Biden keeps rolling, wins Michigan, Mississippi and Missouri
Biden wins in Michigan, the top prize of the six state contests Tuesday
March 10, 2020 - 9:21pm
The Facts Inside Our Reporter’s Notebook
Joe Biden on Tuesday scored victories in Michigan, Mississippi and Missouri, as the former vice president decisively distanced himself from his closest rival Sen. Bernie Sanders.
Sanders was hoping for a second straight upset win in Michigan to keep his hope alive of winning the Democratic nomination, but Biden won in the delegate-rich state that will be a key bellwether in the fall election.
Voters went to the polls Tuesday in six states, with the Democratic presidential primary race now essentially a two-person contest between Biden and Sanders.
The biggest prize was Michigan and its 125 delegates, and Biden’s win dealt a serious blow to Sanders’ ambitions.
Sanders, a Vermont Independent running on the Democratic ticket, upset eventual 2016 nominee Hillary Clinton in Michigan to keep alive his persistent but ultimately unsuccessful White House bid. He couldn’t repeat this time.
Biden led Sanders by more than 22 percentage points in Michigan ahead of the polls opening, according to the RealClearPolitics polls average.
Biden, a former vice president, also was poised to grow his lead over Sanders in the delegate count – unofficially 664-573 before Tuesday’s polls closed. The winner needs 1,991 to secure the nomination ahead of the Democratic National Convention in July.

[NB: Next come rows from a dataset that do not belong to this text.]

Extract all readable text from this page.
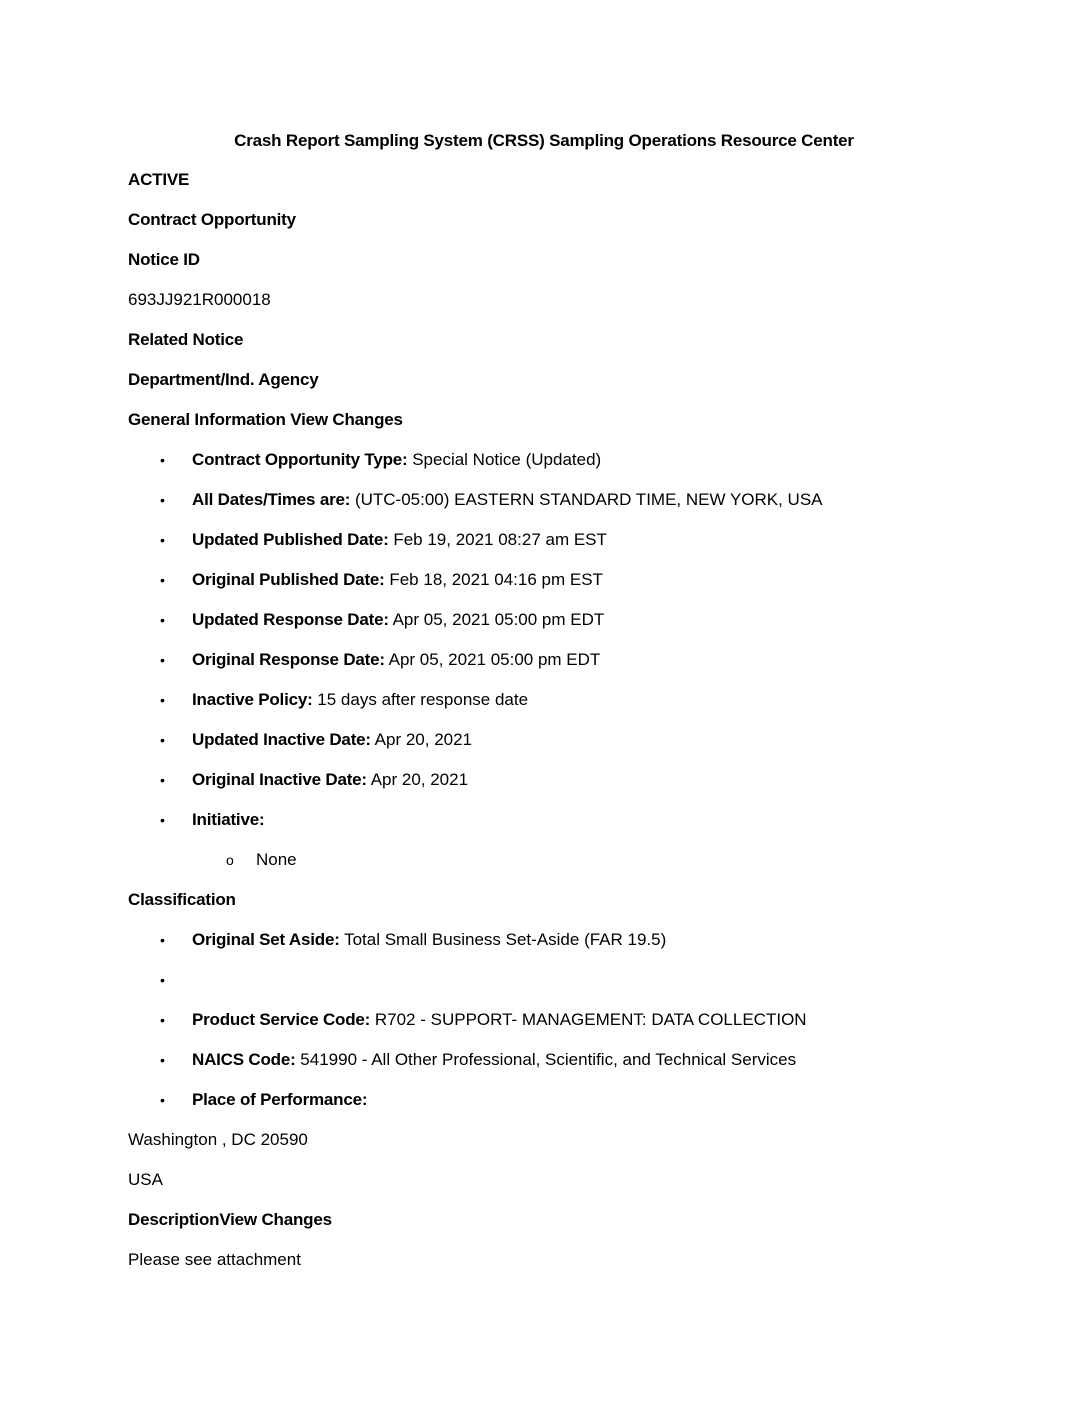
Crash Report Sampling System (CRSS) Sampling Operations Resource Center
ACTIVE
Contract Opportunity
Notice ID
693JJ921R000018
Related Notice
Department/Ind. Agency
General Information View Changes
• Contract Opportunity Type: Special Notice (Updated)
• All Dates/Times are: (UTC-05:00) EASTERN STANDARD TIME, NEW YORK, USA
• Updated Published Date: Feb 19, 2021 08:27 am EST
• Original Published Date: Feb 18, 2021 04:16 pm EST
• Updated Response Date: Apr 05, 2021 05:00 pm EDT
• Original Response Date: Apr 05, 2021 05:00 pm EDT
• Inactive Policy: 15 days after response date
• Updated Inactive Date: Apr 20, 2021
• Original Inactive Date: Apr 20, 2021
• Initiative:
o None
Classification
• Original Set Aside: Total Small Business Set-Aside (FAR 19.5)
•
• Product Service Code: R702 - SUPPORT- MANAGEMENT: DATA COLLECTION
• NAICS Code: 541990 - All Other Professional, Scientific, and Technical Services
• Place of Performance:
Washington , DC 20590
USA
DescriptionView Changes
Please see attachment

Hawaii Rep. Tulsi Gabbard also remains in the Democratic race, but has performed very poorly so far, only earning two delegates.
The other five states with primaries Tuesday are Idaho, Mississippi, Missouri, North Dakota and Washington, with all six of the states offering a combined 352 delegates.
With 89 delegates up for grabs in Washington, the Evergreen State offers the second largest prize of the night, while Missouri’s 68 delegates offered the third largest opportunity for the candidates to run up their scores.
Mississippi, Idaho and North Dakota bring less delegates to the table—the states offer 36, 20 and 14 delegates respectively.
The Democratic nominee is expected to face Republican President Trump in the general election. Trump is running unopposed in the primaries.
Sanders was the early leader in the party primary – scoring two wins in the first three nominating states.
Biden then won as projected in South Carolina, largely on the strength of his support from African-American voters. Several days later, on Super Tuesday, Biden won 10 of 14 states, which has some election handicappers calling Michigan make-or-break of Sanders.
The democratic-socialist candidate earlier this week downplayed such analysis when asked about it by “Fox News Sunday” host Chris Wallace.
“You know Chris, the media asks you, ‘Is this state or that state life or death?’ I was asked that in Iowa. I was asked that in New Hampshire. We won California, the largest state in this country. We are winning among Latino voters big time. We are winning among young people."
The now-surging Biden has since Super Tuesday eve picked up endorsements from former primary rivals Sen. Amy Klobuchar, former South Bend, Indiana, Mayor Pete Buttigieg and former New York City Mayor Mike Bloomberg.
Massachusetts Sen. Elizabeth Warren has yet to endorse, after quitting the Democratic primary after Super Tuesday.
California Sen. Kamala Harris, who left the primary early, on Sunday pledged to do her utmost to see Biden elected as president.
And while the former vice president is believed to have a significant advantage in African American support, Sanders on Sunday scored an endorsement from the Rev. Jesse Jackson.